|Title||Design-based texture feature fusion using Gabor filters and co-occurrence probabilities|
|Publication Type||Journal Article|
|Year of Publication||2005|
|Authors||Clausi, D. A., and H. Deng|
|Pagination||925 - 936|
|Keywords||Algorithms, Artificial Intelligence, Automated, Computer Simulation, Computer-Assisted, design-based texture feature fusion, feature contrast, feature reduction, Gabor filter, grey level cooccurrence probability, image classification, image enhancement, image interpretation, image segmentation, image segmentation classification, image texture, Information Storage and Retrieval, Models, Pattern Recognition, principal component analysis, probability, Statistical, Subtraction Technique, texture recognition|
A design-based method to fuse Gabor filter and grey level co-occurrence probability (GLCP) features for improved texture recognition is presented.
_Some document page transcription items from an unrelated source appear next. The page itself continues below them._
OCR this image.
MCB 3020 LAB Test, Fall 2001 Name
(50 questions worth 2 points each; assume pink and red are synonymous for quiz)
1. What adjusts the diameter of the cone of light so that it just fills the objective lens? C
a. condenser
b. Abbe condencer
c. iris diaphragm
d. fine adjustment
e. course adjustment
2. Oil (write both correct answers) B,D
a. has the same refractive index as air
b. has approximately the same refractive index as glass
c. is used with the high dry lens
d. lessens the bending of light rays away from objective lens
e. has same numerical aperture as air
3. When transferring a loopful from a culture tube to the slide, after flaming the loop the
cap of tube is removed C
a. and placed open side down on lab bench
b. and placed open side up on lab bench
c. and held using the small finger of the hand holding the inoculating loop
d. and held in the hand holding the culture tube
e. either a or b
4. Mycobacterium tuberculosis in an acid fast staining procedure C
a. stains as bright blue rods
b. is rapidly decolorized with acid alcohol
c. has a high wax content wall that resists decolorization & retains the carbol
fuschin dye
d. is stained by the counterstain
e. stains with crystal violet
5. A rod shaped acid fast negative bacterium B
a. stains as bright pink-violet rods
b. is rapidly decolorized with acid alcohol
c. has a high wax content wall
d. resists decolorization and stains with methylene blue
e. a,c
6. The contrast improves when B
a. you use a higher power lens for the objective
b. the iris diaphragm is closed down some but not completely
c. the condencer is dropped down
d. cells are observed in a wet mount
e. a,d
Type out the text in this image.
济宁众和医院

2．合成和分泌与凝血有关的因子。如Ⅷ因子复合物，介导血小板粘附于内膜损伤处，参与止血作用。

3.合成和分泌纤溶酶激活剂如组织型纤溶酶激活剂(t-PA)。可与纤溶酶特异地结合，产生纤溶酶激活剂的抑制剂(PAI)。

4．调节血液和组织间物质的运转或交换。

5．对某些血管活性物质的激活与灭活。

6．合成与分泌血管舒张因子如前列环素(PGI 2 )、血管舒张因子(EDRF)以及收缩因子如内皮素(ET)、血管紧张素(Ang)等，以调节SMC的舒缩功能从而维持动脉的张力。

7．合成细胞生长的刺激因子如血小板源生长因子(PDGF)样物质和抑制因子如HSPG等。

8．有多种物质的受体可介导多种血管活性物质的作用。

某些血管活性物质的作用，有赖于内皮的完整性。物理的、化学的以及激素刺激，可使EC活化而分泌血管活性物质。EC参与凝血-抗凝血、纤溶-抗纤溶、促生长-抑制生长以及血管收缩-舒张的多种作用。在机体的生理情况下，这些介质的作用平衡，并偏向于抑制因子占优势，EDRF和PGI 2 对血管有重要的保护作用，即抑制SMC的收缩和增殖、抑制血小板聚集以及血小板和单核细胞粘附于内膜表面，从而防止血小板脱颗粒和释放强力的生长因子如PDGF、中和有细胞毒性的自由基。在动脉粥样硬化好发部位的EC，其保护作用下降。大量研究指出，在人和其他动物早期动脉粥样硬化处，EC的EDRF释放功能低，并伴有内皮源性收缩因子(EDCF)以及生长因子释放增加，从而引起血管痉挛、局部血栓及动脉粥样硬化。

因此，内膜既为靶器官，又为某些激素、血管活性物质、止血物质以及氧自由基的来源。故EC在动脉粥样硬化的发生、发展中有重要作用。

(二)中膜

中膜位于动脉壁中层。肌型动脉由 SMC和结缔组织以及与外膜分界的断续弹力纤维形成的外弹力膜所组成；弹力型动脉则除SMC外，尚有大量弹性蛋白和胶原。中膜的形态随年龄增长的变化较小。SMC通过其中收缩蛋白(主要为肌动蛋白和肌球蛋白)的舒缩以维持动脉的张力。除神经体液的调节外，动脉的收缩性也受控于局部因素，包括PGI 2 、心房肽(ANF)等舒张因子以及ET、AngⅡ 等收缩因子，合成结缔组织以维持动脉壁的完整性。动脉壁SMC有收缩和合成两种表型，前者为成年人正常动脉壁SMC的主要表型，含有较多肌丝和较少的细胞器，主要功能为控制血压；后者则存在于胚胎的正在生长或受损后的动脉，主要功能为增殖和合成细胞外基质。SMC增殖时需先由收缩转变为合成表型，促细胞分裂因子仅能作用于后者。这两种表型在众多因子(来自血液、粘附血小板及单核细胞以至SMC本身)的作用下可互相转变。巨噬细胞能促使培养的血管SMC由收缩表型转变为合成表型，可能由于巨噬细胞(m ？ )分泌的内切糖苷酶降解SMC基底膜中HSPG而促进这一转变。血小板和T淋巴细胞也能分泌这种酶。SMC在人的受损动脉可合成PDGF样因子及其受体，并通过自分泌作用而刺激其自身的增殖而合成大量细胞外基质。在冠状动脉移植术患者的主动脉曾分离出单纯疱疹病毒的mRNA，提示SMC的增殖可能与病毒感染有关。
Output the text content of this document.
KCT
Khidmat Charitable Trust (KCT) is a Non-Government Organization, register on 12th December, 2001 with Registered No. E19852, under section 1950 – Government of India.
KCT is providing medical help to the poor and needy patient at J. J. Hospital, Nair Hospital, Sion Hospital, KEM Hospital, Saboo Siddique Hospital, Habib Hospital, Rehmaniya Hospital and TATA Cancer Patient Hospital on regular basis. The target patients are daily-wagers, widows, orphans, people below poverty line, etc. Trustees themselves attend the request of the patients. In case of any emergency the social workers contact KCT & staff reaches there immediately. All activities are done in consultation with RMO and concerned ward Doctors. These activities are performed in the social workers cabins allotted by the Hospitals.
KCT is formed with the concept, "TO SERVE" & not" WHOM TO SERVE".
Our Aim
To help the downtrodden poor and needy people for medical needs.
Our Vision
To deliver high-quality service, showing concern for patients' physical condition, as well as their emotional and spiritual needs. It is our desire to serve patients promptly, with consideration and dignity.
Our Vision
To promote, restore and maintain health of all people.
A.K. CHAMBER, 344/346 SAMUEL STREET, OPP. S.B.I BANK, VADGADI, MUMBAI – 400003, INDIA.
The fused feature set utilizes both the Gabor filter's capability of accurately capturing lower and mid-frequency texture information and the GLCP's capability in texture information relevant to higher frequency components. Evaluation methods include comparing feature space separability and comparing image segmentation classification rates. The fused feature sets are demonstrated to produce higher feature space separations, as well as higher segmentation accuracies relative to the individual feature sets. Fused feature sets also outperform individual feature sets for noisy images, across different noise magnitudes. The curse of dimensionality is demonstrated not to affect segmentation using the proposed the 48-dimensional fused feature set. Gabor magnitude responses produce higher segmentation accuracies than linearly normalized Gabor magnitude responses. Feature reduction using principal component analysis is acceptable for maintaining the segmentation performance, but feature reduction using the feature contrast method dramatically reduced the segmentation accuracy. Overall, the designed fused feature set is advocated as a means for improving texture segmentation performance.